Asked about the impact of a UNHCR decision to carry out a war crimes investigation, he said:
I
think that is a clear message as the campaign goes on and civilian
casualties mount, western public opinion is becoming more and more
concerned and less sympathetic to Israel. That is simply a fact.
He added:
It is also the case that the longer the campaign goes on the stronger Hamas becomines politically.
Updated
The leader of Islamist militant group Hamas said yesterday that
there could be no ceasefire to ease the conflict in Gaza unless there
was an end to Israel's blockade.
Khaled Meshaal said Hamas would continue to reject a ceasefire until its conditions were met.
Khaled Meshaal at a news conference in Qatar on Wednesday, said:
We will not accept any initiative that does not lift the blockade on our people and that does not respect their sacrifices.
But
the group would not "close the door" to a humanitarian truce, he said.

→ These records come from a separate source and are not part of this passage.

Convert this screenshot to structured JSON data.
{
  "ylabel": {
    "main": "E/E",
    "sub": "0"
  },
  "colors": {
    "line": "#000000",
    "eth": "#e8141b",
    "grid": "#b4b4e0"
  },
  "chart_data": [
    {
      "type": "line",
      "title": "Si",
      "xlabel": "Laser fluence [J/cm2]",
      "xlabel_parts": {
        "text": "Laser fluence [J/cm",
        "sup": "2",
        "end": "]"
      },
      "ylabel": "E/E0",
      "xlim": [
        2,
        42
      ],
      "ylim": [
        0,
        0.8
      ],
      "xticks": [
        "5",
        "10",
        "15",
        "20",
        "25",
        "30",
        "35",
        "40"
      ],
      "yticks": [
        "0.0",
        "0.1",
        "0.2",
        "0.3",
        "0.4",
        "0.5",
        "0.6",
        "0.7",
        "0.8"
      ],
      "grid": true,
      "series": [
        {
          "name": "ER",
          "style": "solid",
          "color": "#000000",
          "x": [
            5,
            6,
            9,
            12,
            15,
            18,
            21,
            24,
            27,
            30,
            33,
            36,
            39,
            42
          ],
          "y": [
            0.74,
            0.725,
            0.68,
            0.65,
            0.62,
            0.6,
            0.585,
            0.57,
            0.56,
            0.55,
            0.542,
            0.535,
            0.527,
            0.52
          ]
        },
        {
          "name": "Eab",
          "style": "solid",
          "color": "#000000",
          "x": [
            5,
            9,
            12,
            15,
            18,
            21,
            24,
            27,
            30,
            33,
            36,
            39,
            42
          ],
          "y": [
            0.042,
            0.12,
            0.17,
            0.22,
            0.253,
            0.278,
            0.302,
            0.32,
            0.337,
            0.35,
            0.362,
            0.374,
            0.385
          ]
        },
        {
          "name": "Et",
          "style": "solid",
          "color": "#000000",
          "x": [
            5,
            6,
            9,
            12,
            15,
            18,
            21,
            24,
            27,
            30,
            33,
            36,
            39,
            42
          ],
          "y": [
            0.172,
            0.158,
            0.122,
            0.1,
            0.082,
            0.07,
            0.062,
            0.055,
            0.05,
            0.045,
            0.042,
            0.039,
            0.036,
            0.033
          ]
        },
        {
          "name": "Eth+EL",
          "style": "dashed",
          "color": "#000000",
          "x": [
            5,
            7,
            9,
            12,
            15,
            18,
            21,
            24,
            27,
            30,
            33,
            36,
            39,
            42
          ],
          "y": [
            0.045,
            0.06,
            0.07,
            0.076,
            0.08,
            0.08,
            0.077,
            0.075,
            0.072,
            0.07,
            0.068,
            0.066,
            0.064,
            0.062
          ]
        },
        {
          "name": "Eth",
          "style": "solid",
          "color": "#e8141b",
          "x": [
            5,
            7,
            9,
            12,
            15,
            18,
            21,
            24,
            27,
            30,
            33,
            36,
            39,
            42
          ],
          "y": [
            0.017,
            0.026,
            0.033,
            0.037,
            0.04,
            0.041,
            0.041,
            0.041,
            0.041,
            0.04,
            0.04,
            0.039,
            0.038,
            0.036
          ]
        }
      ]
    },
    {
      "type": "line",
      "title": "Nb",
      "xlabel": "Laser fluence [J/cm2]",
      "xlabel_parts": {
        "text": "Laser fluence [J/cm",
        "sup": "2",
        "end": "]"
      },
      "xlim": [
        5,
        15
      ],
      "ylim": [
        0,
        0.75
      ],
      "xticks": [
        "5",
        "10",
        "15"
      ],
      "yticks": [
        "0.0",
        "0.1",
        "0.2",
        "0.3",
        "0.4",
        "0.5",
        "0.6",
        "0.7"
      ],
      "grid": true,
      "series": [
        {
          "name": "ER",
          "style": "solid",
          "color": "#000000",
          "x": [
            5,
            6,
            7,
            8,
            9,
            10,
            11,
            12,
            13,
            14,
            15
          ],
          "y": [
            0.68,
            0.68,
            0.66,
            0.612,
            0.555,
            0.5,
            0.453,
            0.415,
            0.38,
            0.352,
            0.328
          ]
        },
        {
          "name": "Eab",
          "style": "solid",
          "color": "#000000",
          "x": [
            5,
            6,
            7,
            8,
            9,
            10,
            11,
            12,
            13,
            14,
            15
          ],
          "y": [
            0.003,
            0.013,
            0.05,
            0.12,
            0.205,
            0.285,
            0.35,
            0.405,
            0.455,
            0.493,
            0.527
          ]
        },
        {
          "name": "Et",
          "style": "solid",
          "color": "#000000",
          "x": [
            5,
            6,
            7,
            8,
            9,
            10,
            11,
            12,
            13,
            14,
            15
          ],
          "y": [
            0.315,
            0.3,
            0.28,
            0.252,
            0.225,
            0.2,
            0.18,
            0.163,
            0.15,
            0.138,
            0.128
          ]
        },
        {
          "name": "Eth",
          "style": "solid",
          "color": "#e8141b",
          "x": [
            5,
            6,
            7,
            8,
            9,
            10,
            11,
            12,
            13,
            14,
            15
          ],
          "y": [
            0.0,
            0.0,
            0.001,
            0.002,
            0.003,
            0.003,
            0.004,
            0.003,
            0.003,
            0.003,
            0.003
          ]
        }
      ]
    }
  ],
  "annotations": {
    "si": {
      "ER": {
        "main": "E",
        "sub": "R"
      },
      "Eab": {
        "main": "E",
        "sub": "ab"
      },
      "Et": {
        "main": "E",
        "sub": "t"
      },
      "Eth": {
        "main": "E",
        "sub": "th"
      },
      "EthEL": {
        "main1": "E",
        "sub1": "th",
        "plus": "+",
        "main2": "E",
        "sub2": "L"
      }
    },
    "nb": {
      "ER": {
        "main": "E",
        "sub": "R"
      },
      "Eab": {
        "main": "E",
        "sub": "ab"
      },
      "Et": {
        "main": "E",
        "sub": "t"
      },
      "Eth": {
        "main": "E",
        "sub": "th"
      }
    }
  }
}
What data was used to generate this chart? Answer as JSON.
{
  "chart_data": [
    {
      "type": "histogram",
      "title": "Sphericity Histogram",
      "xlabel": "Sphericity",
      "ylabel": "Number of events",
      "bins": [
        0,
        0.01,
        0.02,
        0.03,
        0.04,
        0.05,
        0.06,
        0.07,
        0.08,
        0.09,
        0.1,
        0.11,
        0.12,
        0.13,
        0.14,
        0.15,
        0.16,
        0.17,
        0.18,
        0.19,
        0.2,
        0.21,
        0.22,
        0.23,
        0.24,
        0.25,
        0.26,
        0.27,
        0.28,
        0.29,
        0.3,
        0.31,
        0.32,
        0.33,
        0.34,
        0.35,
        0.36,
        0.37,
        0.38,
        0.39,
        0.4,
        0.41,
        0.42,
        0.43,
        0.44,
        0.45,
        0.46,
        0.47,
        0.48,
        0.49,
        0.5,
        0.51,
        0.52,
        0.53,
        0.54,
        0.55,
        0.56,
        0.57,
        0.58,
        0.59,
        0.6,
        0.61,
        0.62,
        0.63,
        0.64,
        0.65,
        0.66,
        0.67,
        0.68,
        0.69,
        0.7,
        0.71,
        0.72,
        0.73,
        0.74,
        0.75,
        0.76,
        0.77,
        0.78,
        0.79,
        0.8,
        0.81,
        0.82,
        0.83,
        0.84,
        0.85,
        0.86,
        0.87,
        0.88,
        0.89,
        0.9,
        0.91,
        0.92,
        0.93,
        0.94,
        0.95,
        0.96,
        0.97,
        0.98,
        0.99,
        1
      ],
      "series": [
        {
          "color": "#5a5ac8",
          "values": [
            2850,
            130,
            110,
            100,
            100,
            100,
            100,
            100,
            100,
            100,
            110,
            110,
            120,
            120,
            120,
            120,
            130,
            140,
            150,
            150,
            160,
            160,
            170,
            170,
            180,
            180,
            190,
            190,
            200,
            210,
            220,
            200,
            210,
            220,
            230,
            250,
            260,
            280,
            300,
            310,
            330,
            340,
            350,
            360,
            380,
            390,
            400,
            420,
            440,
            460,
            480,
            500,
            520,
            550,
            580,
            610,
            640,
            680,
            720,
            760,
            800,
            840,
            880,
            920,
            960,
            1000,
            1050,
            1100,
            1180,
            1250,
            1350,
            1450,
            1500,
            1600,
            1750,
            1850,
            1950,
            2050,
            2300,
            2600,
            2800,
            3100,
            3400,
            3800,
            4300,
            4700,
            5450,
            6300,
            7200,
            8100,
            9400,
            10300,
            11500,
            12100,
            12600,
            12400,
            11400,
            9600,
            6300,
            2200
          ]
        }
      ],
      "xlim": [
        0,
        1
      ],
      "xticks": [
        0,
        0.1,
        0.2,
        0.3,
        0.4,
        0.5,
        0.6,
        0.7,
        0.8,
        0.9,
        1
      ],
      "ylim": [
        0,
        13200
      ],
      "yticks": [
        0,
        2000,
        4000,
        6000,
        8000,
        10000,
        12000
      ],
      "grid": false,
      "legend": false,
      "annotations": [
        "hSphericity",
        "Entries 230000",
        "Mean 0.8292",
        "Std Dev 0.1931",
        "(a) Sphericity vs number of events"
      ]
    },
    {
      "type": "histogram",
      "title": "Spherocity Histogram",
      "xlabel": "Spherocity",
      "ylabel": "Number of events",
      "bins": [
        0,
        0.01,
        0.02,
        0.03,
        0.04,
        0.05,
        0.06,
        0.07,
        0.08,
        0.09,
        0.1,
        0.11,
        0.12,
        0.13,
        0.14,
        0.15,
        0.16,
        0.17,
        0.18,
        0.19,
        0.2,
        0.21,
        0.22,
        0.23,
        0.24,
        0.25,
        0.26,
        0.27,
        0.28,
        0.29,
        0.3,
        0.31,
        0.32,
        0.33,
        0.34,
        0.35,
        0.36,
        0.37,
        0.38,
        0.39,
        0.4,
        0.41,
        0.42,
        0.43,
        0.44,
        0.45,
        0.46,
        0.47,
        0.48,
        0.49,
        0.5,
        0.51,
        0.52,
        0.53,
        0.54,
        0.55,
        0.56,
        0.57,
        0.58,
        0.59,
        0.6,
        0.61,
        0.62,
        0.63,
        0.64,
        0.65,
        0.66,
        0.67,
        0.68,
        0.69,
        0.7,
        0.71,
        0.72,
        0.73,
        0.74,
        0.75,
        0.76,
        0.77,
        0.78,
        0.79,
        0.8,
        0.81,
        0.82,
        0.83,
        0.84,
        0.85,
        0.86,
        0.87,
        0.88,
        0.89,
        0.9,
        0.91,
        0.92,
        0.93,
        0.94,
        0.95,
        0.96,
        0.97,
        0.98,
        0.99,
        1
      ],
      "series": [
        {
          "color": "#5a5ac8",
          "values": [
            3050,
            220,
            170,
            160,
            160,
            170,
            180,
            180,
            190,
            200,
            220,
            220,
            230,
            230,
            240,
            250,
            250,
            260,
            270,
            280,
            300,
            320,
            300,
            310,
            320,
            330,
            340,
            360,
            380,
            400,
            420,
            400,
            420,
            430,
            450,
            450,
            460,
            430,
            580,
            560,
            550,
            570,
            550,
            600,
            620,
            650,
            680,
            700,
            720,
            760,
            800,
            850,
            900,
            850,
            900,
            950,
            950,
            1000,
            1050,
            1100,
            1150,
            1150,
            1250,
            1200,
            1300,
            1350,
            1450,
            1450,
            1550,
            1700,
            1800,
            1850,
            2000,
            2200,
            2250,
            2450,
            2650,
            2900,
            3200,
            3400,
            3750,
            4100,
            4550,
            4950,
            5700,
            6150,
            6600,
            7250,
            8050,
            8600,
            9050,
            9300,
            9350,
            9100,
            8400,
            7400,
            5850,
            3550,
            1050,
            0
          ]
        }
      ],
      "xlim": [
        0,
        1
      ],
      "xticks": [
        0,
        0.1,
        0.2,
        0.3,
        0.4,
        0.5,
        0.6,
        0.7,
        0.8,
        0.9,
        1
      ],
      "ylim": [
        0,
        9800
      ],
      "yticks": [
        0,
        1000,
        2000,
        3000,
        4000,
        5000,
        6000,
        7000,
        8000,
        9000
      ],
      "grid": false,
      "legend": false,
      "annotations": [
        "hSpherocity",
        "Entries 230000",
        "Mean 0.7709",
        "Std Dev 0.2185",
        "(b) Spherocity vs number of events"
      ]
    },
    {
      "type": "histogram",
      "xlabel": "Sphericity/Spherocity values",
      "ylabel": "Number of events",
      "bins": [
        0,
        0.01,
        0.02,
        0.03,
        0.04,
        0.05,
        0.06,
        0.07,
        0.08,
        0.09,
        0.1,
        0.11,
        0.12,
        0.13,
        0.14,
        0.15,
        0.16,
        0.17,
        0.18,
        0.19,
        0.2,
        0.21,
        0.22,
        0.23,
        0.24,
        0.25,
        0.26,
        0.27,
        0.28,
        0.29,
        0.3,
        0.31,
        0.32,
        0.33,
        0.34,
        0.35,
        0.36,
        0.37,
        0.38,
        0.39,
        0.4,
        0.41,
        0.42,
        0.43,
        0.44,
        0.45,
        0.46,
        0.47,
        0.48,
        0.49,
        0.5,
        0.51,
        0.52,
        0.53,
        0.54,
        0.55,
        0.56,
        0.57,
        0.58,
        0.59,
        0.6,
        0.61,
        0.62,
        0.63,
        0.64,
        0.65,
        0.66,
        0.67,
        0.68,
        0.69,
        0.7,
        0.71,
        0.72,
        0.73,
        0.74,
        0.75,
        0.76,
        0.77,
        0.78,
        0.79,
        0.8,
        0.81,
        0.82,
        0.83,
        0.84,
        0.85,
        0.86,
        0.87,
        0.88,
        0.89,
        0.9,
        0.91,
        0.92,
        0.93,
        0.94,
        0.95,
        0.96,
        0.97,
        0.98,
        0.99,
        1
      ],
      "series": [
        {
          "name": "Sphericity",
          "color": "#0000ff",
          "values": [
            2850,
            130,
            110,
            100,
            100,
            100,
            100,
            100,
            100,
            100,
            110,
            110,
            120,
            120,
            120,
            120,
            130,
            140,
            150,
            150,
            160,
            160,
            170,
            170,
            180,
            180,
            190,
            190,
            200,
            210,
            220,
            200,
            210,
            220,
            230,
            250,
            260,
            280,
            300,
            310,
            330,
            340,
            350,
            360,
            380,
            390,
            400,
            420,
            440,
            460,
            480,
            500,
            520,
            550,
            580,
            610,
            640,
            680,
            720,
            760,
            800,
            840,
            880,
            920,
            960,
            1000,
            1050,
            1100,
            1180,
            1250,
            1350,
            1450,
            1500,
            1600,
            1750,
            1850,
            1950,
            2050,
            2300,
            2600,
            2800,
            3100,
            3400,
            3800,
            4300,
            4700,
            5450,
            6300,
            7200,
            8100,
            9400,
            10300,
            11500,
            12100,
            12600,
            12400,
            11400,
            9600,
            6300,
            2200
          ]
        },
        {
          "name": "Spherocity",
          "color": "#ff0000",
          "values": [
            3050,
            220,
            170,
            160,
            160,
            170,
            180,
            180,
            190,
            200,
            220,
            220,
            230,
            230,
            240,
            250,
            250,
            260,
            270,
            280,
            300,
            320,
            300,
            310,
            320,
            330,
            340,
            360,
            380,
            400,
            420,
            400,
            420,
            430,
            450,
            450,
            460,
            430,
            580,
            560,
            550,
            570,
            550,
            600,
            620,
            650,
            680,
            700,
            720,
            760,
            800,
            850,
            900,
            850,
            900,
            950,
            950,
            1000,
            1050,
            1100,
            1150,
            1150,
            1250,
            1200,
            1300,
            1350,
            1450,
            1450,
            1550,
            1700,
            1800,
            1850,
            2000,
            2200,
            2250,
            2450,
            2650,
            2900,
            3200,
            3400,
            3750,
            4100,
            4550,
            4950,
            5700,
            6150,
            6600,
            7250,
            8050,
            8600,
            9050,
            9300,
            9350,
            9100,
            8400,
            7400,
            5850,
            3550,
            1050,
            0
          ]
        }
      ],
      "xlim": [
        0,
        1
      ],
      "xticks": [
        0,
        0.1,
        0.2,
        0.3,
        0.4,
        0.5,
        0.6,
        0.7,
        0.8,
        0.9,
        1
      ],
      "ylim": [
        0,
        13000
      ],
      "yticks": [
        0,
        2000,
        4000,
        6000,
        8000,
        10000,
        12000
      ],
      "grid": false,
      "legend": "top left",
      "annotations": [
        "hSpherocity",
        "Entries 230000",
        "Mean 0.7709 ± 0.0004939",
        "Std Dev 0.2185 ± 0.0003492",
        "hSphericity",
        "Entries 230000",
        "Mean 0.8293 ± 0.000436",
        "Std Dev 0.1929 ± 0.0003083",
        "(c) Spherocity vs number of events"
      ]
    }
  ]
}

"We need the calm for a few hours to evacuate the wounded and assist in
[aid] relief."
Updated
The Red Cross has said that it is struggling to evacuate wounded
civilians in Gaza, with rubble and power lines strewn across roads and
sporadic intense fighting.
UK Foreign Secretary Philip Hammond has arrived in the region where
he held late-night talks with Palestinian President Mahmoud Abbas in
Ramallah. Abbas meets British foreign secretary Philip Hammond. Photograph: APAimages/REX
He called for an immediate ceasefire, but said that was "not
enough", adding that he would push for a "stable solution" that allows
Palestinians and Israelis to "live in peace together".
Hammond
will meet with Israeli Prime Minister Benjamin Netanyahu this morning.
Netanyahu is then expected to convene the Knesset for a special briefing
on the military operation in Gaza.
Updated
In other breaking news US airlines have lifted a flight ban to Israel this morning,
The
ban was lifted hours after US Secretary of State John Kerry concluded
talks in Jerusalem and Ramallah and returned to Cairo to continue
pushing regional efforts for a ceasefire.
The US national
aviation agency said: "The FAA has lifted its restrictions on US airline
flights into and out of Israel's Ben Gurion Airport." The FAA imposed a
ban on commercial flights to Israel after a rocket hit a house a mile
away from Tel Aviv airport.
It has warned the situation was
still "very fluid" as the fighting continued in Gaza. European airlines,
including Air France and Lufthansa, have also banned flights. There is
no immediate indication that they will be lifting the ban.
After 17 days of bloodshed in Gaza, the Palestinian death toll has reached 718.
The
Israeli army has said that three more soldiers were killed in combat
inside Gaza on Wednesday, raising the total number of soldiers killed
since the start of a ground operation on July 17 to 32.